Le opzioni farmacologiche per trattare la malattia vanno valutate in relazione allo stato del paziente, come spiega Gemma Rossi, oftalmologa e responsabile dell’ambulatorio Glaucoma della Asst Bergamo Est
L’approccio medico è il primo step per compiere la diagnosi della malattia glaucomatosa. “Per il trattamento ci sono diverse opzioni”, spiega in questa video intervista Gemma Rossi, oftalmologa, responsabile dell’ambulatorio Glaucoma Asst Bergamo Est, professore a contratto presso l’Università degli studi di Pavia e ricercatrice della Fondazione Irccs policlinico San Matteo.
“Sono quattro le categorie di colliri fra cui optare: betabloccanti, inibitori topici della anidrasi carbonica, Alfa-2 agonisti e prostaglandine. A cui però aggiungiamo le nuove rho chinasi, la pilocarpina e i miotici, sebbene queste ultime due soluzioni siano meno utilizzate negli ultimi tempi anche per ragioni di minore compliance del paziente”, specifica l’esperta, che non nasconde come la passione per la malattia glaucomatosa le derivi dalla formazione presso la Scuola di Pavia che negli anni ha visto susseguirsi molti luminari nel campo.

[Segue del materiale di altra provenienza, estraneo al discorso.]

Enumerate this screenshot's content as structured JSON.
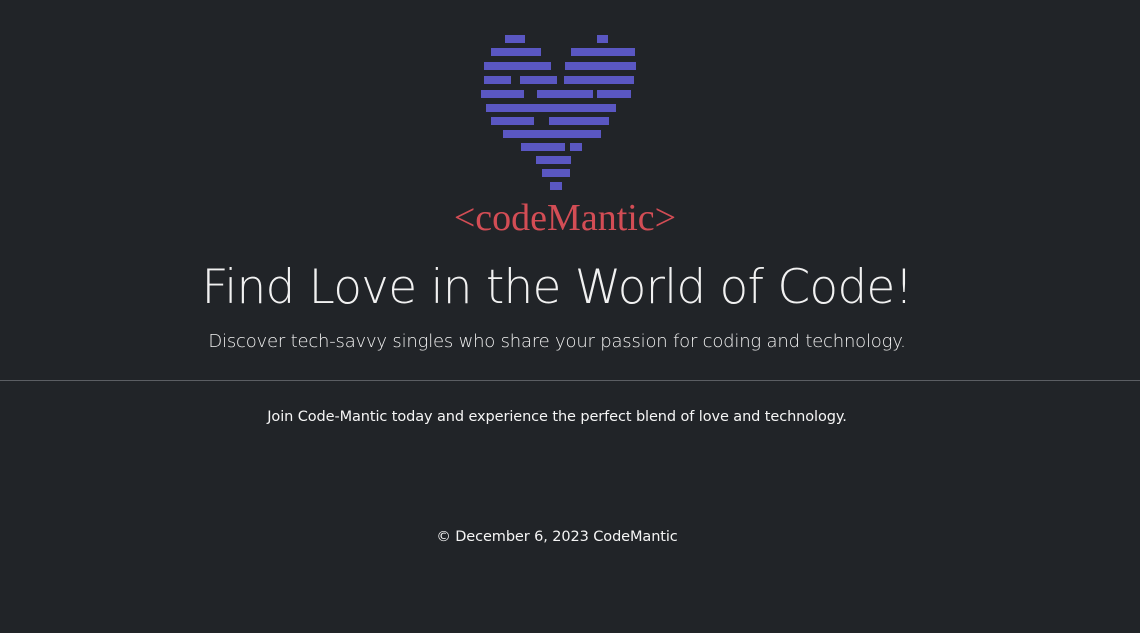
{
  "brand": {
    "logo_text": "<codeMantic>",
    "logo_color": "#d34d55",
    "heart_color": "#5a57c2"
  },
  "hero": {
    "title": "Find Love in the World of Code!",
    "subtitle": "Discover tech-savvy singles who share your passion for coding and technology."
  },
  "content": {
    "tagline": "Join Code-Mantic today and experience the perfect blend of love and technology."
  },
  "footer": {
    "copyright": "© December 6, 2023 CodeMantic"
  },
  "colors": {
    "background": "#212428",
    "text": "#f1f1f1",
    "divider": "#5b5e63"
  }
}
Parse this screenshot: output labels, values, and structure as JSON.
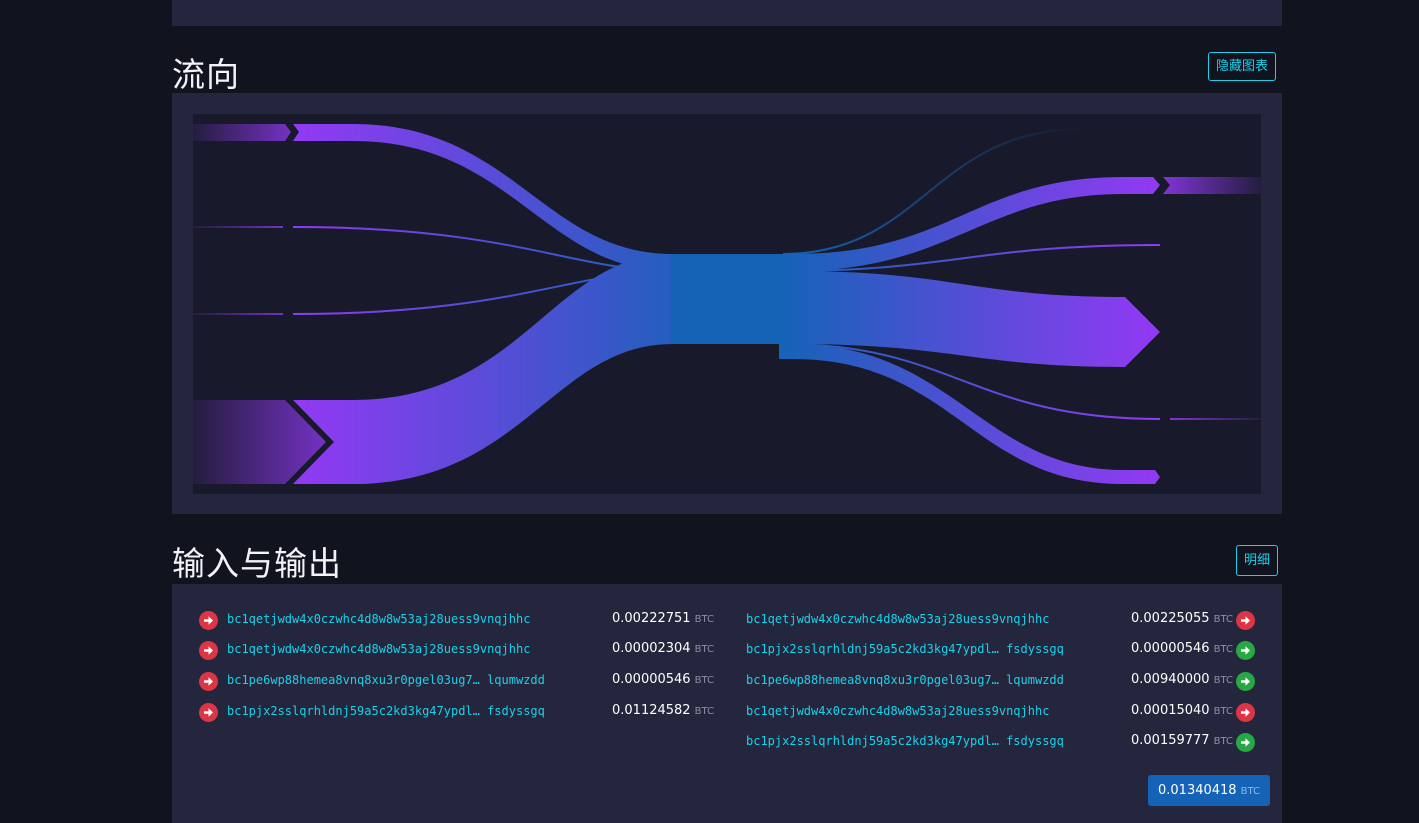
{
  "flow": {
    "title": "流向",
    "hide_chart_label": "隐藏图表"
  },
  "io": {
    "title": "输入与输出",
    "detail_label": "明细",
    "inputs": [
      {
        "address": "bc1qetjwdw4x0czwhc4d8w8w53aj28uess9vnqjhhc",
        "amount": "0.00222751",
        "unit": "BTC",
        "status": "spent"
      },
      {
        "address": "bc1qetjwdw4x0czwhc4d8w8w53aj28uess9vnqjhhc",
        "amount": "0.00002304",
        "unit": "BTC",
        "status": "spent"
      },
      {
        "address": "bc1pe6wp88hemea8vnq8xu3r0pgel03ug7… lqumwzdd",
        "amount": "0.00000546",
        "unit": "BTC",
        "status": "spent"
      },
      {
        "address": "bc1pjx2sslqrhldnj59a5c2kd3kg47ypdl… fsdyssgq",
        "amount": "0.01124582",
        "unit": "BTC",
        "status": "spent"
      }
    ],
    "outputs": [
      {
        "address": "bc1qetjwdw4x0czwhc4d8w8w53aj28uess9vnqjhhc",
        "amount": "0.00225055",
        "unit": "BTC",
        "status": "spent"
      },
      {
        "address": "bc1pjx2sslqrhldnj59a5c2kd3kg47ypdl… fsdyssgq",
        "amount": "0.00000546",
        "unit": "BTC",
        "status": "unspent"
      },
      {
        "address": "bc1pe6wp88hemea8vnq8xu3r0pgel03ug7… lqumwzdd",
        "amount": "0.00940000",
        "unit": "BTC",
        "status": "unspent"
      },
      {
        "address": "bc1qetjwdw4x0czwhc4d8w8w53aj28uess9vnqjhhc",
        "amount": "0.00015040",
        "unit": "BTC",
        "status": "spent"
      },
      {
        "address": "bc1pjx2sslqrhldnj59a5c2kd3kg47ypdl… fsdyssgq",
        "amount": "0.00159777",
        "unit": "BTC",
        "status": "unspent"
      }
    ],
    "total": {
      "amount": "0.01340418",
      "unit": "BTC"
    }
  },
  "colors": {
    "spent": "#dc3545",
    "unspent": "#28a745",
    "accent": "#1bd1ea",
    "flow_purple": "#9339f4",
    "flow_blue": "#1563b7"
  },
  "icons": {
    "spent": "arrow-right-circle-icon",
    "unspent": "arrow-right-circle-icon"
  }
}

La scelta della strada farmacologica migliore dunque dipende dalla valutazione dell’efficacia e dell’impatto sulla qualità di vita del paziente: “se possibile – continua la specialista – è preferibile consigliare una terapia non solo che funzioni ma che sia ben tollerata magari con una sola somministrazione al giorno”. In genere, la scelta cade sulle prostaglandine o sul betabloccante. Da poco, inoltre, l’introduzione delle rho chinasi in associazione con le prostaglandine viene suggerita anche ai pazienti che possono avere complicazioni cardiologiche.

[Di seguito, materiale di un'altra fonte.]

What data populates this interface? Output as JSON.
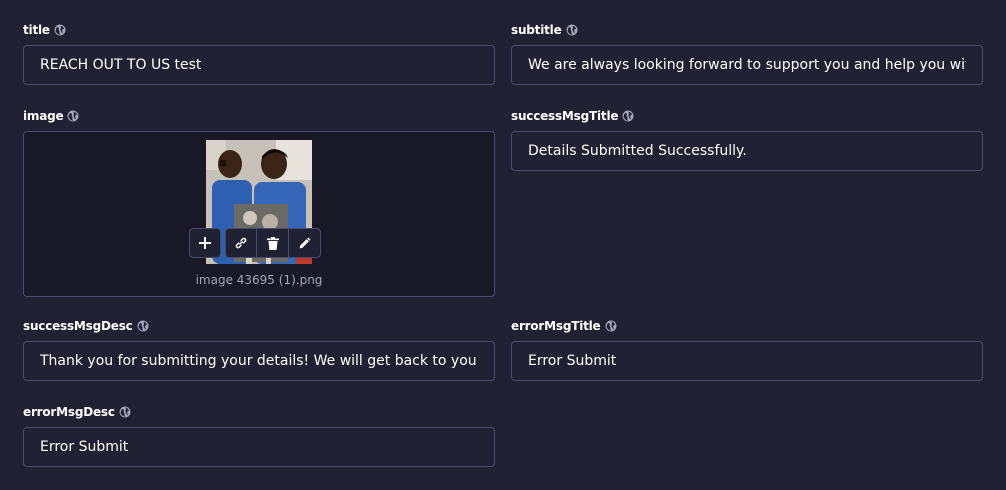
{
  "fields": {
    "title": {
      "label": "title",
      "value": "REACH OUT TO US test"
    },
    "subtitle": {
      "label": "subtitle",
      "value": "We are always looking forward to support you and help you with your queries"
    },
    "image": {
      "label": "image",
      "filename": "image 43695 (1).png"
    },
    "successMsgTitle": {
      "label": "successMsgTitle",
      "value": "Details Submitted Successfully."
    },
    "successMsgDesc": {
      "label": "successMsgDesc",
      "value": "Thank you for submitting your details! We will get back to you shortly."
    },
    "errorMsgTitle": {
      "label": "errorMsgTitle",
      "value": "Error Submit"
    },
    "errorMsgDesc": {
      "label": "errorMsgDesc",
      "value": "Error Submit"
    }
  },
  "icons": {
    "globe": "globe-icon",
    "add": "plus-icon",
    "link": "link-icon",
    "delete": "trash-icon",
    "edit": "pencil-icon"
  },
  "colors": {
    "background": "#212134",
    "border": "#4a4a6a",
    "text": "#ffffff",
    "muted": "#a5a5ba"
  }
}
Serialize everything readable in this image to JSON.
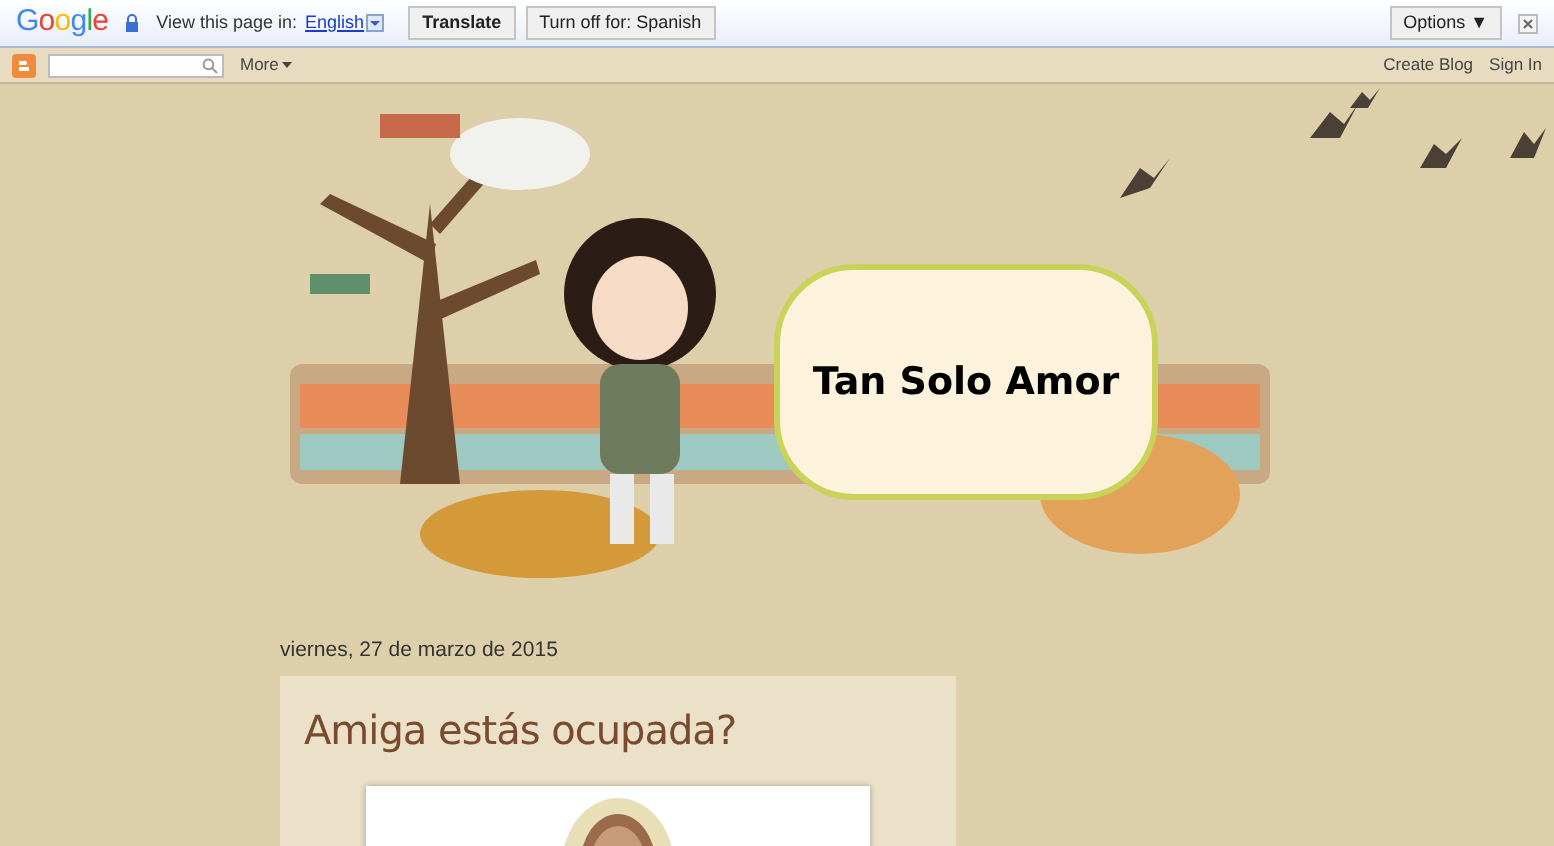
{
  "translate_bar": {
    "logo": "Google",
    "prompt": "View this page in:",
    "language": "English",
    "buttons": [
      "Translate",
      "Turn off for: Spanish"
    ],
    "options": "Options ▼"
  },
  "navbar": {
    "more": "More",
    "links": [
      "Create Blog",
      "Sign In"
    ]
  },
  "header": {
    "kind": "picture",
    "title": "Tan Solo Amor"
  },
  "post": {
    "date": "viernes, 27 de marzo de 2015",
    "title": "Amiga estás ocupada?"
  }
}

In generale, “è importante – prosegue – fare un’accurata anamnesi, prima di prescrivere il trattamento. Nella opzione terapeutica, andiamo a scegliere il farmaco con la migliore efficacia ed il dosaggio minore. Il problema del glaucoma è che andiamo a indurre, una volta introdotto il farmaco, una serie di alterazioni della superficie oculare. Perciò fra le indicazioni da tenere a mente c’è la preferenza di un collirio possibilmente senza conservanti, tipo il benzalconio, che è tossico. Scegliamo – sottolinea la dottoressa Rossi – in maniera consapevole”.

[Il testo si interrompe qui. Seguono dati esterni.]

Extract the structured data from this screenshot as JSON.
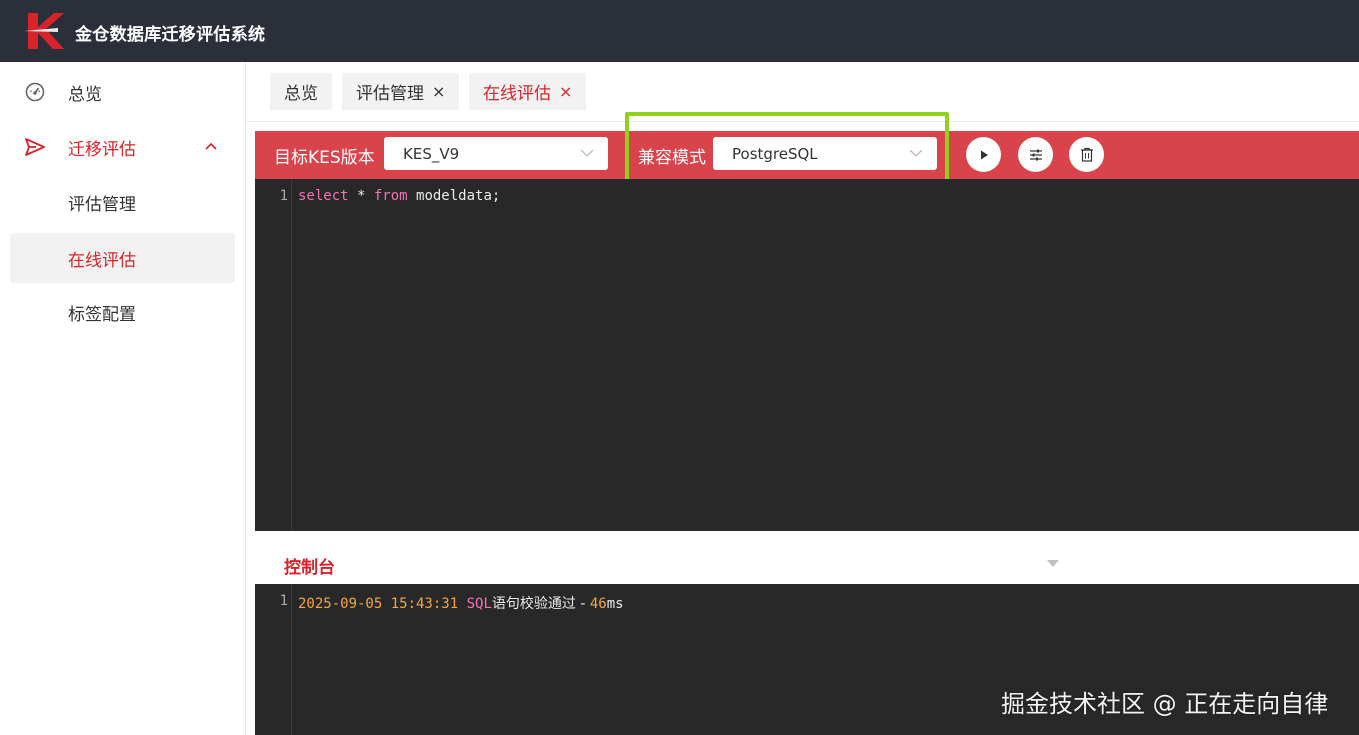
{
  "app": {
    "title": "金仓数据库迁移评估系统"
  },
  "sidebar": {
    "overview": "总览",
    "migration": "迁移评估",
    "sub_items": [
      "评估管理",
      "在线评估",
      "标签配置"
    ]
  },
  "tabs": [
    {
      "label": "总览"
    },
    {
      "label": "评估管理",
      "close": "×"
    },
    {
      "label": "在线评估",
      "close": "×"
    }
  ],
  "toolbar": {
    "target_label": "目标KES版本",
    "target_value": "KES_V9",
    "compat_label": "兼容模式",
    "compat_value": "PostgreSQL"
  },
  "editor": {
    "line_number": "1",
    "kw_select": "select",
    "star": " * ",
    "kw_from": "from",
    "rest": " modeldata;"
  },
  "console": {
    "title": "控制台",
    "line_number": "1",
    "timestamp": "2025-09-05 15:43:31",
    "sql": "SQL",
    "message": "语句校验通过 - ",
    "duration": "46",
    "unit": "ms"
  },
  "watermark": "掘金技术社区 @ 正在走向自律",
  "colors": {
    "header_bg": "#2b2f3a",
    "accent_red": "#d8232a",
    "toolbar_red": "#d9434b",
    "highlight_green": "#8fd11c",
    "editor_bg": "#282828"
  }
}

Riguardo alle tecniche diagnostiche, come la tonometria che rileva la pressione intraoculare, la specialista aggiunge: “se vogliamo usare strumenti non a contatto va bene. Tuttavia il gold standard resta il ‘famoso’ tonometro di Goldmann pur con fattori di conversione” in alcuni casi particolari. Nella diagnosi, inoltre, offre una mano anche l’imaging. “Al momento – osserva Rossi – l’esame di elezione, quello dal quale non si può prescindere, è quello del campo visivo. L’Oct lo consiglio per il monitoraggio della progressione”. Sull’uso della elettrofisiologia, infine, che potrebbe dare un ulteriore contributo alla diagnosi precoce, la dottoressa afferma: “è utile ma l’esame è complesso perché prevede l’applicazione di elettrodi”.